- Born: Shelly Moore September 18, 1978 (age 47) Jacksonville, Florida, U.S.
- Height: 5 ft 8 in (1.73 m)
- Spouse: Will Bartholomew (m. 1999)
- Children: 3
- Beauty pageant titleholder
- Title: Miss Tennessee Teen USA 1997 Miss Teen USA 1997
- Agency: Greenwood Productions (State Title) Miss Universe Organization (National Title)
- Hair color: Blonde
- Eye color: Blue
- Major competition: Miss Teen USA 1997 (winner)

= Shelly Moore =

American beauty pageant contestant (born 1978)

For other people with similar names, see Shelley Moore (disambiguation)
Shelly Moore (born September 18, 1978) is an American model and beauty queen who won the Miss Teen USA 1997 title.

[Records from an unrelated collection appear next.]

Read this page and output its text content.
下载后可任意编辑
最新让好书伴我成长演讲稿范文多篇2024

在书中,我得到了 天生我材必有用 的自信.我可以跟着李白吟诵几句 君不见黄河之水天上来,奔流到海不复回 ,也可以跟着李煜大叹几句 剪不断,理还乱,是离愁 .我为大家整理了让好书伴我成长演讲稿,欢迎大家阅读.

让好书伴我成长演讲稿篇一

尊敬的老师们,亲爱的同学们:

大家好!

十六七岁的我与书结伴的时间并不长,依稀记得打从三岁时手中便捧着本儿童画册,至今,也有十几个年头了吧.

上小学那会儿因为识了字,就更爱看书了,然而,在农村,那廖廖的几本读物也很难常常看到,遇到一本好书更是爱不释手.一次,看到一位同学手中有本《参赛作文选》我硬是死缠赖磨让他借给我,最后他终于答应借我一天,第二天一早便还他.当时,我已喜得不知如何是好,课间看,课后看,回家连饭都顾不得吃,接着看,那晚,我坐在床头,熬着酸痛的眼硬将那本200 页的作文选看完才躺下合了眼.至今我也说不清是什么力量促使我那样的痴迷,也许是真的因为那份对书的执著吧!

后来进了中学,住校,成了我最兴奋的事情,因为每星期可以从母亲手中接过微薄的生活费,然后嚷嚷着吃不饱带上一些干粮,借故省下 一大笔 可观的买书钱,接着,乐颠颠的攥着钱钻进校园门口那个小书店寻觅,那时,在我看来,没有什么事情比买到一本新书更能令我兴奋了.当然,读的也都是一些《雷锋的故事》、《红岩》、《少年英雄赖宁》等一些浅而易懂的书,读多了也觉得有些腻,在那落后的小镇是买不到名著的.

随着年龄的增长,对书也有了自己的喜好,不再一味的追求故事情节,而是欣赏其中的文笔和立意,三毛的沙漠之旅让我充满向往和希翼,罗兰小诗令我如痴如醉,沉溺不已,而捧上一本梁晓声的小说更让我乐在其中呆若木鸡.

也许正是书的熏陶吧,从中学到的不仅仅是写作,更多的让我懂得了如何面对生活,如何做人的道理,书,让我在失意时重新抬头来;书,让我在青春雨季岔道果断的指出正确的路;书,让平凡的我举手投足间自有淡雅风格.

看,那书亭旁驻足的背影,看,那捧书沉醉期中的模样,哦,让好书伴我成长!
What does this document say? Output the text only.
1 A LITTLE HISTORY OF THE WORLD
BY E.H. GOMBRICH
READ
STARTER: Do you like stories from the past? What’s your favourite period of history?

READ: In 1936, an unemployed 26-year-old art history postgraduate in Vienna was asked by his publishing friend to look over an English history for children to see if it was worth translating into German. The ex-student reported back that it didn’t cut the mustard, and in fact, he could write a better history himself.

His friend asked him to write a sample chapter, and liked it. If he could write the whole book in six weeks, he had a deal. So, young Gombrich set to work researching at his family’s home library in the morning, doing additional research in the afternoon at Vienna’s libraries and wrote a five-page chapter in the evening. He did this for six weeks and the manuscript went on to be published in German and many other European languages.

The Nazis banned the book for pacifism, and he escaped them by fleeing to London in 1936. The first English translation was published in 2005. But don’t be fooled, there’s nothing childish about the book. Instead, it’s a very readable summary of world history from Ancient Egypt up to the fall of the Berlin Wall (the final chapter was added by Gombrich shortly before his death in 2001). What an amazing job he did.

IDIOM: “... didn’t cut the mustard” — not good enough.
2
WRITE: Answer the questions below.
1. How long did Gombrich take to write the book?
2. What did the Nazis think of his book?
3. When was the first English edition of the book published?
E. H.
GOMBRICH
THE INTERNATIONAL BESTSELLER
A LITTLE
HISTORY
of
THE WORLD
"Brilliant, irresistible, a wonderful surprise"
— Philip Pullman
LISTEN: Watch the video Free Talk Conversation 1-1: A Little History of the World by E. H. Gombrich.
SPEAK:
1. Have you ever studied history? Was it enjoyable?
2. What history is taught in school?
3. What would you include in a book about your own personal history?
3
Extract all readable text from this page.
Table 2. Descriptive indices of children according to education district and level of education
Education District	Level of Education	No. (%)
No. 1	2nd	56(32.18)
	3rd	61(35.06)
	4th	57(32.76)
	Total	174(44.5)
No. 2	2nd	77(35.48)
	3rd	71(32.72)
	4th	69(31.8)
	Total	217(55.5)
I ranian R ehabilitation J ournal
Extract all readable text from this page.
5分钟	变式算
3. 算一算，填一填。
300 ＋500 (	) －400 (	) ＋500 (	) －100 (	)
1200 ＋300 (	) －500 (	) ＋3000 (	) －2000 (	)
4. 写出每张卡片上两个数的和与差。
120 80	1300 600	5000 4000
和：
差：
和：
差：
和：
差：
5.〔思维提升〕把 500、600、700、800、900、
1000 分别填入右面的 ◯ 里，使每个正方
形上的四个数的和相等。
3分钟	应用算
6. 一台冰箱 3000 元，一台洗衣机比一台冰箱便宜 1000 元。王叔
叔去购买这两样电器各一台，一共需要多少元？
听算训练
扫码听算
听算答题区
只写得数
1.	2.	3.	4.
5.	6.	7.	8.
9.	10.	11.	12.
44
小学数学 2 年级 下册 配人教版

In 1996, Moore won the Miss Northern Tennessee local title before competing for and winning the Miss Tennessee Teen USA 1997 contest. She went on to represent Tennessee in the Miss Teen USA contest held at South Padre Island, Texas on 20 August 1997. During the final competition Moore won all three areas of competition: evening gown, swimsuit and interview. She was the first delegate from Tennessee to win the Miss Teen USA or Miss USA titles. Her prize package included more than $150,000 of cash and prizes.

Moore was born and grew up in Jacksonville, Florida before moving to Knoxville. She graduated from South-Doyle High School in Knoxville in 1997 and studied education at the University of Tennessee, having postponed her freshman year because of her duties as Miss Teen USA.

In May 1999, Moore married college football player Will Bartholomew. Both were twenty years old at the time. The couple later had three children.